Although plans as to the final form of the memorial were indefinite, the club had firmly decided that it should be placed in Gramercy Park "so as to face the Players' Club, of which Edwin Booth was the founder, and to look in fact upon the very windows behind which the great tragedian breathed his last."
An anonymous competition was held to decide the final design of the memorial. The committee of judges remarked that they kept in mind "the two-fold necessity for simple dignity of treatment resulting alike from the size of Gramercy Park and the character of the man." With that in mind, any large grouping of figures or any "elaboration of the architectural setting" were rejected. The winning sculptor was Edmond T. Quinn, who coincidentally or not, was a Players' member.
The statue was unveiled on November 13, 1918, Booth's birthday. Quinn had depicted the actor at the age of 35 in his role as Hamlet, just rising from a chair. Arts & Decoration magazine pointed out that "What invests this act with extraordinary importance is this--that it is the first statue erected in this country to an Actor." (Technically, William Shakespeare, whose statue stood in Central Park, could be defined as an actor; but the memorial remembered him as a playwright.)
The article wrote "The statue, of dull green bronze, on a dull green stone pedestal [designed by architect Edwin S. Dodge], stands in the centre of the Park, looking south--as all portrait-statues should look--in order to always have the face in the sunlight." The writer was especially impressed with Quinn's faithful representation of Booth. "From the primary and fundamentally necessary standpoint of truth, it is one of the best portrait statues ever erected in this country."
The unveiling was attended by luminaries in the fields of acting, architecture and literature. from the collection of the New York Public Library |
The front of the pedestal was inscribed merely:
EDWIN BOOTH
1833-1893
and the rear held the inscription:
Erected 1918
by Members of
The Players
in Loving Memory of
the Founder
of the Club
The statue was unveiled by Booth's grandson, Edwin Booth Grossman. Booth's daughter, Edwina Booth Grossman, and his grandson were also present. The committee responsible for the project represented some of the most recognizable names in the arts--famous actors John Drew and Otis Skinner, producer Daniel Frohman, and architects John Russell Pope and Richard Howland Hunt among them.
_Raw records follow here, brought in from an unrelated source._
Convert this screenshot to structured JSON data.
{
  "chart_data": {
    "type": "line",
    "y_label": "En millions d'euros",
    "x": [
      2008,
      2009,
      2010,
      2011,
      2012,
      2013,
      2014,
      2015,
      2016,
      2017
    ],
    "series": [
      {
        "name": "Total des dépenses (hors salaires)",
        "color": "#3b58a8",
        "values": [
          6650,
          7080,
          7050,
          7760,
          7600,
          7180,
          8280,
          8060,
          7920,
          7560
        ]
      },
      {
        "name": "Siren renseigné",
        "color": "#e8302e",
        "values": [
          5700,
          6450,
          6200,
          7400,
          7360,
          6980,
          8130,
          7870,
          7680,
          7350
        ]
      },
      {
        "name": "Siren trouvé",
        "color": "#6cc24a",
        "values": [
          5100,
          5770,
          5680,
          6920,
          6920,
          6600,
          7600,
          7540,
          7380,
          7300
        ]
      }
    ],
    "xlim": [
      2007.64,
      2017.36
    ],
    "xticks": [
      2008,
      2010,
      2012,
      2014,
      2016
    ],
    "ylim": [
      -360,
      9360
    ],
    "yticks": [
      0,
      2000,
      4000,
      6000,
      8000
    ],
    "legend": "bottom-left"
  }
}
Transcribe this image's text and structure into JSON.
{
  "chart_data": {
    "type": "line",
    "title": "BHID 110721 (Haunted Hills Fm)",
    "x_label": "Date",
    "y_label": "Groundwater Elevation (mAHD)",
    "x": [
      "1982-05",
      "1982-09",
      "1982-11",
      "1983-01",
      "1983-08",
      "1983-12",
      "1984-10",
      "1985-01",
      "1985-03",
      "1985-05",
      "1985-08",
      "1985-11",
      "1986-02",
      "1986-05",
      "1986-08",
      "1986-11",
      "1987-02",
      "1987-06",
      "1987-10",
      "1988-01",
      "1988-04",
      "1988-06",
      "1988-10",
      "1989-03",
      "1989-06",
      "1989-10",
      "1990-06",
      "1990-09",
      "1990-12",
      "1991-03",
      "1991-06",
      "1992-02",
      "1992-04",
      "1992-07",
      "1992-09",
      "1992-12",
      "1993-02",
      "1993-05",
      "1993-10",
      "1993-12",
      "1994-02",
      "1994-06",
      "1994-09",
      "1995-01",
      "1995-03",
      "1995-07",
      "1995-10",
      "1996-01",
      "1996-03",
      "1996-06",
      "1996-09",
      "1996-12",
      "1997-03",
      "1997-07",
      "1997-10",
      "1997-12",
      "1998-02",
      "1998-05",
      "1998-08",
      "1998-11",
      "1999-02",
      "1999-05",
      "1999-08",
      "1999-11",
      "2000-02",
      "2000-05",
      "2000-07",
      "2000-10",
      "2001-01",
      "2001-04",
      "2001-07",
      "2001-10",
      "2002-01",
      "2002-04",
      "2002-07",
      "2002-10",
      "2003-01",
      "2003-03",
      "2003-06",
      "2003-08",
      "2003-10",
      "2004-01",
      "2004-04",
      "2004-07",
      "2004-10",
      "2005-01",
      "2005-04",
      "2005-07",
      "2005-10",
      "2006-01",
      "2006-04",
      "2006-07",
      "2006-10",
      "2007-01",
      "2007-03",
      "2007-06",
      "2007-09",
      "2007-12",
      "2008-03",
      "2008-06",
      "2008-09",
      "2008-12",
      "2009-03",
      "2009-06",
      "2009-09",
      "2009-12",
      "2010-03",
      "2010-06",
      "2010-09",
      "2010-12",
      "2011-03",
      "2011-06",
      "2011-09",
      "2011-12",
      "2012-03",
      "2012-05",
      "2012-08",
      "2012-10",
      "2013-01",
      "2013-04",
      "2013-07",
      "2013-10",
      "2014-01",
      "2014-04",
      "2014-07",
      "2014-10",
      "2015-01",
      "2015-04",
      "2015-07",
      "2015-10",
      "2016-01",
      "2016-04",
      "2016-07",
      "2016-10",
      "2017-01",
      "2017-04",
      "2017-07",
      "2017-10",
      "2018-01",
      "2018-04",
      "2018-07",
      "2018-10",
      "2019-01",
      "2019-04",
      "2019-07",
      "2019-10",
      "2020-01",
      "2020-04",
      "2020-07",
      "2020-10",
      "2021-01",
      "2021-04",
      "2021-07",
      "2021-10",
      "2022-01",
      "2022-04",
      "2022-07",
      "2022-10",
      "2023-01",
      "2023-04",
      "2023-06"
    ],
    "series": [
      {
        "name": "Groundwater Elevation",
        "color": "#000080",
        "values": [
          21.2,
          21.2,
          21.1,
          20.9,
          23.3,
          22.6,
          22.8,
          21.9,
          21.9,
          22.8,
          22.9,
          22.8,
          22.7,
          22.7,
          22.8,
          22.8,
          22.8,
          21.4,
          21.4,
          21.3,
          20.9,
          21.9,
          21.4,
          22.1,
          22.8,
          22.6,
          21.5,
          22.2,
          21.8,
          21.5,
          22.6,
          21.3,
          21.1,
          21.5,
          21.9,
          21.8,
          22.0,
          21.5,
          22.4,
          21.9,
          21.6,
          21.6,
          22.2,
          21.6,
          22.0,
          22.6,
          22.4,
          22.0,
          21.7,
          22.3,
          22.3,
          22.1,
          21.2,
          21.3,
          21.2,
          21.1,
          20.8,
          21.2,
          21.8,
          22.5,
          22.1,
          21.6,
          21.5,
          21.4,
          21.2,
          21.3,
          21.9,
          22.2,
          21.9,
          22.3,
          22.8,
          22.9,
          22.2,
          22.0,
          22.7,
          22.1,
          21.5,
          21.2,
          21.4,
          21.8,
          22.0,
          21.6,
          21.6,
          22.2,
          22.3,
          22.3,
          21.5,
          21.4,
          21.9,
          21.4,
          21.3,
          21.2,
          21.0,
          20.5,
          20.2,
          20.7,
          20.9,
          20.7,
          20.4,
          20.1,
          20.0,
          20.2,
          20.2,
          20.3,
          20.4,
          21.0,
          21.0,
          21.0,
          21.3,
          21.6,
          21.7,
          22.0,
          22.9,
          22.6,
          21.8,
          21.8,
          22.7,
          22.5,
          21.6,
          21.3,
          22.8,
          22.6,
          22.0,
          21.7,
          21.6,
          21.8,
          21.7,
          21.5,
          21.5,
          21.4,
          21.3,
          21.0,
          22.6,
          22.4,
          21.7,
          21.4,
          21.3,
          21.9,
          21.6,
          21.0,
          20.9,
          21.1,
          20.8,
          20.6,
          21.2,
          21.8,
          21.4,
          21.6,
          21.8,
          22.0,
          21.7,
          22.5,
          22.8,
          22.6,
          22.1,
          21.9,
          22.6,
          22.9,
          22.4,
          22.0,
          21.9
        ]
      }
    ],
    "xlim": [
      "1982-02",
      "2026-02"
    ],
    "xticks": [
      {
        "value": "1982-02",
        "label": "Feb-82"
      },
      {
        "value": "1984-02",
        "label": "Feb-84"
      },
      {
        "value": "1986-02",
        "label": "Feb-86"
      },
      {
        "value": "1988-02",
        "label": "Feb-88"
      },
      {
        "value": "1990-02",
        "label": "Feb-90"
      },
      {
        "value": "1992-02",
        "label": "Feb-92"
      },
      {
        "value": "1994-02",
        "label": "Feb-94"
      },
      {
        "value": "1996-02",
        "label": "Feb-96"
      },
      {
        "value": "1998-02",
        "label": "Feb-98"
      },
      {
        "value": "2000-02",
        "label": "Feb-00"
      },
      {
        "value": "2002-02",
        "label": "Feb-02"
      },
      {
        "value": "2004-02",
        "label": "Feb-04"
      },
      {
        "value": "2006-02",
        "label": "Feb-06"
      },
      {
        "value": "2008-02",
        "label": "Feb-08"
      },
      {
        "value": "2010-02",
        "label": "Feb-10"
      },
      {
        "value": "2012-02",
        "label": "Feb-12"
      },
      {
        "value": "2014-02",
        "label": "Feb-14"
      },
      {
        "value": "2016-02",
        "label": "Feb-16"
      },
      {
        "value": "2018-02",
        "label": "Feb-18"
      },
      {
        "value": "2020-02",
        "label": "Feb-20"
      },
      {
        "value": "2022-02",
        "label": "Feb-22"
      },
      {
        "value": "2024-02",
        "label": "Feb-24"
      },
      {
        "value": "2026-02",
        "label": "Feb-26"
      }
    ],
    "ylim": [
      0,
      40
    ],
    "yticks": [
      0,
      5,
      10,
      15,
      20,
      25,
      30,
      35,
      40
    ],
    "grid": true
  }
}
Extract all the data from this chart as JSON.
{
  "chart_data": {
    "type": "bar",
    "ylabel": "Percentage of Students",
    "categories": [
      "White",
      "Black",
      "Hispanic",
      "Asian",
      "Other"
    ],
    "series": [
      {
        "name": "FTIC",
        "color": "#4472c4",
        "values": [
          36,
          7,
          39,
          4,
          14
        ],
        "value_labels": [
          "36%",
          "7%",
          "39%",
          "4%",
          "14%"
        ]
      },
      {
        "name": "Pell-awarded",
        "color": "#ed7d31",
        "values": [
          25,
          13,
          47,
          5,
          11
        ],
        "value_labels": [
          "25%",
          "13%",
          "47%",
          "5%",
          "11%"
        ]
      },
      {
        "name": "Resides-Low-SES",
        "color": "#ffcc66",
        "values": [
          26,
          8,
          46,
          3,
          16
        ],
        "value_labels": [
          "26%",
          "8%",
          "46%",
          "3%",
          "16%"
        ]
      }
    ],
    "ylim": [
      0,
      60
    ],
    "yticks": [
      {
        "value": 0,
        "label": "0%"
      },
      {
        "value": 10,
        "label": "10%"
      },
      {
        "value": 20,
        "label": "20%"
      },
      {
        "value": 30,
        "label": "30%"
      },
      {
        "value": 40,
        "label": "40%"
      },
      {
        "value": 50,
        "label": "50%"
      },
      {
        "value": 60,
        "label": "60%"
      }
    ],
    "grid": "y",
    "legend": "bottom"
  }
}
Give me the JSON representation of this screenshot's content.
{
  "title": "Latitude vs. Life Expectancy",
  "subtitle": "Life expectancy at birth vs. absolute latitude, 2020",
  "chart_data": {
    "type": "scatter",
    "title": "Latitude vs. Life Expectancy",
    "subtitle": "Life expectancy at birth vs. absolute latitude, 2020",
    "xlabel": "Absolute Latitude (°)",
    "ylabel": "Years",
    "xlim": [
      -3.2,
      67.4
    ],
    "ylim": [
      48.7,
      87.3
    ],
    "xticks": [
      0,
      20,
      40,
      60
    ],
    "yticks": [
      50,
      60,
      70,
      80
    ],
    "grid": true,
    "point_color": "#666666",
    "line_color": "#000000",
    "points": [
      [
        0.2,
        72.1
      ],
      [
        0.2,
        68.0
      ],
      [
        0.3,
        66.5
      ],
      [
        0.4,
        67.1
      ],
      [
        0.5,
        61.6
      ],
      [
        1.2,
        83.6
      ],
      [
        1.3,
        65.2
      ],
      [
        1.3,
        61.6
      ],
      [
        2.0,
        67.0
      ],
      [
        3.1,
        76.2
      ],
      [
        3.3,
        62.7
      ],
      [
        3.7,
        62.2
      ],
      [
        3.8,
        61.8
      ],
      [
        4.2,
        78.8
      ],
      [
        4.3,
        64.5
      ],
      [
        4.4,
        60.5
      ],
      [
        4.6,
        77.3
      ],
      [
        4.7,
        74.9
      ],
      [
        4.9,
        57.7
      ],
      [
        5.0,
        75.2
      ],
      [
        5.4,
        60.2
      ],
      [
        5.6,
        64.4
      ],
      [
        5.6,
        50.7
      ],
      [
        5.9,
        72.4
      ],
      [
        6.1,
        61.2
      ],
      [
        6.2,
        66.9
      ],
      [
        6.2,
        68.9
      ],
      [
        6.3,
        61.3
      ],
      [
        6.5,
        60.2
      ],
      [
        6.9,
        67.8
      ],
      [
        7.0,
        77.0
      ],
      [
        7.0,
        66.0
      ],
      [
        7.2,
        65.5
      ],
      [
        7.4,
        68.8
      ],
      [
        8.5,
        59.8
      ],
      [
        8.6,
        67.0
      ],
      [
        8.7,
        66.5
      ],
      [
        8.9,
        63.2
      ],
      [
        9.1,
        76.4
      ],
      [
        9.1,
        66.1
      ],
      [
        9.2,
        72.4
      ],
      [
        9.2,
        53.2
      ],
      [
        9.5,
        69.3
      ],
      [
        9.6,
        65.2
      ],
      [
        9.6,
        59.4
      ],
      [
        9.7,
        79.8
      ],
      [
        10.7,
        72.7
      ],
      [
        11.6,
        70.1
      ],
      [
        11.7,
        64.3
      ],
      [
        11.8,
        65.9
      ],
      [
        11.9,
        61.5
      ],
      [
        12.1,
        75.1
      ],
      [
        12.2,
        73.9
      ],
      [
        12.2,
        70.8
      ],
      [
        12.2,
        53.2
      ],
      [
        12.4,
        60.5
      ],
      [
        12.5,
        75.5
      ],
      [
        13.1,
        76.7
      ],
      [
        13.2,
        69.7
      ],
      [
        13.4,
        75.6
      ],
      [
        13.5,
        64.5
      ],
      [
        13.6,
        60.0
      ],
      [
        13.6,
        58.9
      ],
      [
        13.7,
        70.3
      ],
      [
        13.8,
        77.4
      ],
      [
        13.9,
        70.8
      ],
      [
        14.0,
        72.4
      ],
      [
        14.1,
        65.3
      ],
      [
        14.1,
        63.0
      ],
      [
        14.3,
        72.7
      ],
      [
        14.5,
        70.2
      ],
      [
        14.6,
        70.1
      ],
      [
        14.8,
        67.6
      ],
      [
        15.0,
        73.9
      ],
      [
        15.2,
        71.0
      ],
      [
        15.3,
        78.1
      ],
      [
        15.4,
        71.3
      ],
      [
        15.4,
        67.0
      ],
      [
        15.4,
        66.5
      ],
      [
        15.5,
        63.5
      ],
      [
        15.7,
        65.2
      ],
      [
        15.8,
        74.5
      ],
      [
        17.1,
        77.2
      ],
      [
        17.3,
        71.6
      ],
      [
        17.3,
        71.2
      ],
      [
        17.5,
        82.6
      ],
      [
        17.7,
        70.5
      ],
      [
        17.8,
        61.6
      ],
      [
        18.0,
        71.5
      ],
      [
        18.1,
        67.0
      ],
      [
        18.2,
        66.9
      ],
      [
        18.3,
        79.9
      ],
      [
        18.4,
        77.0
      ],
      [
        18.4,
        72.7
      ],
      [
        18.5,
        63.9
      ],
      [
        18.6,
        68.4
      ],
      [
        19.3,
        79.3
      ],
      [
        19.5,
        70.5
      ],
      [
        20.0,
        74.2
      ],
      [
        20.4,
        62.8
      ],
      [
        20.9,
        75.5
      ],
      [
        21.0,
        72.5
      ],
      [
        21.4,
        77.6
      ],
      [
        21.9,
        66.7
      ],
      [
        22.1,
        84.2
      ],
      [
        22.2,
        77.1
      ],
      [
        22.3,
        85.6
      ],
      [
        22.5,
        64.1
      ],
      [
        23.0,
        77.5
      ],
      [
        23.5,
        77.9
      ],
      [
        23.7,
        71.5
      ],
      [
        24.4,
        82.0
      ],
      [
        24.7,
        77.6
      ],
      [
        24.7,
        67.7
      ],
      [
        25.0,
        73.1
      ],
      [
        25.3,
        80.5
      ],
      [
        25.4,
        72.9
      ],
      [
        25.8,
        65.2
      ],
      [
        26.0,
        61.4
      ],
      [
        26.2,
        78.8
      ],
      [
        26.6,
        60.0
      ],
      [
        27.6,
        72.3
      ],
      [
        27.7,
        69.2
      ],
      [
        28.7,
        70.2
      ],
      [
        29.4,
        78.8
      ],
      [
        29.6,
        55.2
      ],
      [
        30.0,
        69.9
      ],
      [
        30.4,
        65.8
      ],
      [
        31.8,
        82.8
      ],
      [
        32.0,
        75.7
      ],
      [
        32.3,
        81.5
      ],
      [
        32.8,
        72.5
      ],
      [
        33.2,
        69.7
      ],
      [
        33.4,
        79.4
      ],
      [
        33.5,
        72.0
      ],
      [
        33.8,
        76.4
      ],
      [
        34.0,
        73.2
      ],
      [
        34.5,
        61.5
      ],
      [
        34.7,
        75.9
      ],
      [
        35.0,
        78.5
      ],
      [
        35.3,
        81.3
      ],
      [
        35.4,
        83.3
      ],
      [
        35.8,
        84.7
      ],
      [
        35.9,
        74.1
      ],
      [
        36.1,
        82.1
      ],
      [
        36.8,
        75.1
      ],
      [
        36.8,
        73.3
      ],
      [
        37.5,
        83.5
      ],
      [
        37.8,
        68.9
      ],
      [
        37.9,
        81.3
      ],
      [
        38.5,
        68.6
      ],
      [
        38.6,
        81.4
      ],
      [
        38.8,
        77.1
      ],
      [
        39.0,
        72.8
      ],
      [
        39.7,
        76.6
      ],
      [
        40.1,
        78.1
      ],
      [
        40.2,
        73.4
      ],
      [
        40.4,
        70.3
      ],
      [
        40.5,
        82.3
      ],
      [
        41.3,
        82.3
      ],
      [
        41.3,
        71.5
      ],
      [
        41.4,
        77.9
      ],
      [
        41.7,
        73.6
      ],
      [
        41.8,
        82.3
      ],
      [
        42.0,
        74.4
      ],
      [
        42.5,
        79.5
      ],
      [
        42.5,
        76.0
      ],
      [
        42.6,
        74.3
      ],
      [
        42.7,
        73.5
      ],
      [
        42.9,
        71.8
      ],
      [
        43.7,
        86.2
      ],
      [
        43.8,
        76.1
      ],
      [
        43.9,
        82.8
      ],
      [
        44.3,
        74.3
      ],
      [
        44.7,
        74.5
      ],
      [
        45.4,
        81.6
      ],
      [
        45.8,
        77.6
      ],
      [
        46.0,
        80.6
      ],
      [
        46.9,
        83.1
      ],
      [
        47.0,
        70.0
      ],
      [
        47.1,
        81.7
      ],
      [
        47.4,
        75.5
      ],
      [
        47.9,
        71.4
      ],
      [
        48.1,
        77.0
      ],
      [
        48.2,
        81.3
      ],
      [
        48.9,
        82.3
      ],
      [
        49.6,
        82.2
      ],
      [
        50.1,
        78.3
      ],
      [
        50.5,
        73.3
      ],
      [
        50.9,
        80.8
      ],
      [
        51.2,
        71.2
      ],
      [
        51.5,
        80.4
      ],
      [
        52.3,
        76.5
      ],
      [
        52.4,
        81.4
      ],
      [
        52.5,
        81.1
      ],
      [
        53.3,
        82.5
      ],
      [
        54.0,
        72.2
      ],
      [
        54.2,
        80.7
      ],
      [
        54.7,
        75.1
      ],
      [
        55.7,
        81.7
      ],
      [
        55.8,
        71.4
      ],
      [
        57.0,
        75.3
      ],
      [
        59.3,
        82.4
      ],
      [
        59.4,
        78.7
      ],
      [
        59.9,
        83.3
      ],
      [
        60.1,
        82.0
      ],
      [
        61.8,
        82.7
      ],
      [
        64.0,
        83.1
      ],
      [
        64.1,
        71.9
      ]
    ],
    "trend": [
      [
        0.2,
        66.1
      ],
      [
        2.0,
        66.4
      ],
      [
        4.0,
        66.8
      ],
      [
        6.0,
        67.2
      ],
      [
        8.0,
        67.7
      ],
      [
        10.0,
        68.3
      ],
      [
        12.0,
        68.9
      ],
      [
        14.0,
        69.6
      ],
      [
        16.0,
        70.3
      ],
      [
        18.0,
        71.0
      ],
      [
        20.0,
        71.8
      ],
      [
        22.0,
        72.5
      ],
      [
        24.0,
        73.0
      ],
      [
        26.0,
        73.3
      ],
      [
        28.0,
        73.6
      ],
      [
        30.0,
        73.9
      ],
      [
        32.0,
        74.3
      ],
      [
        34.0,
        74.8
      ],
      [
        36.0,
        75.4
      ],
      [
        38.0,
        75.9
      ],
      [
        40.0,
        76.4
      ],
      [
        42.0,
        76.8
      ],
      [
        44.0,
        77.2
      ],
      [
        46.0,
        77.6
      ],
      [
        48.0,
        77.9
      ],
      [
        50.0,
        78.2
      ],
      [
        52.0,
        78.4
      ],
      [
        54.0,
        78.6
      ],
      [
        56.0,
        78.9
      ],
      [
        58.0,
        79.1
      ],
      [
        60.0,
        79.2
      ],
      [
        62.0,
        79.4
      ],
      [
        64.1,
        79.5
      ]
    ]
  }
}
Following the dedication Arts & Decoration commented "The next thing to do now, and soon, is to open the gates of Gramercy Park to the public on every Sunday and holiday, from 1 to 5 p.m., so that everyone can at least pass through the Park and enjoy the statue." The writer feared that the statue should not be "hidden under a bushel" nor "screened behind a fence a hundred feet away." The journalist would not get his wish.
from the Twenty-Fourth Annual Report of the American Scenic and Historic Preservation Society, 1919 (copyright expired) |
On November 13, 1933, Booth's 100th birthday, members of The Players joined members of his family in planting a sycamore sapling in the park near the statue. The New York Times reported on November 14 "A sycamore was chosen because as a boy Edwin Booth played under a gigantic sycamore which still stands at Tudor Hall, his birthplace near Belaire, Md."
That birthday was, of course, a special one; but every year The Players paid homage to the actor at the statue, most often by laying a wreath. Among the actors participating in a wreath laying in 1943 were Uta Hagen, Paul Robeson and Jose Ferrer.
photograph by the author |
Despite one writer's protest in 1918, the gates of Gramercy Park have always been locked to anyone other than residents of the enclave. And so the Edwin Booth statue can be seen only by peering through the sturdy iron bars, frustratingly close but unapproachable.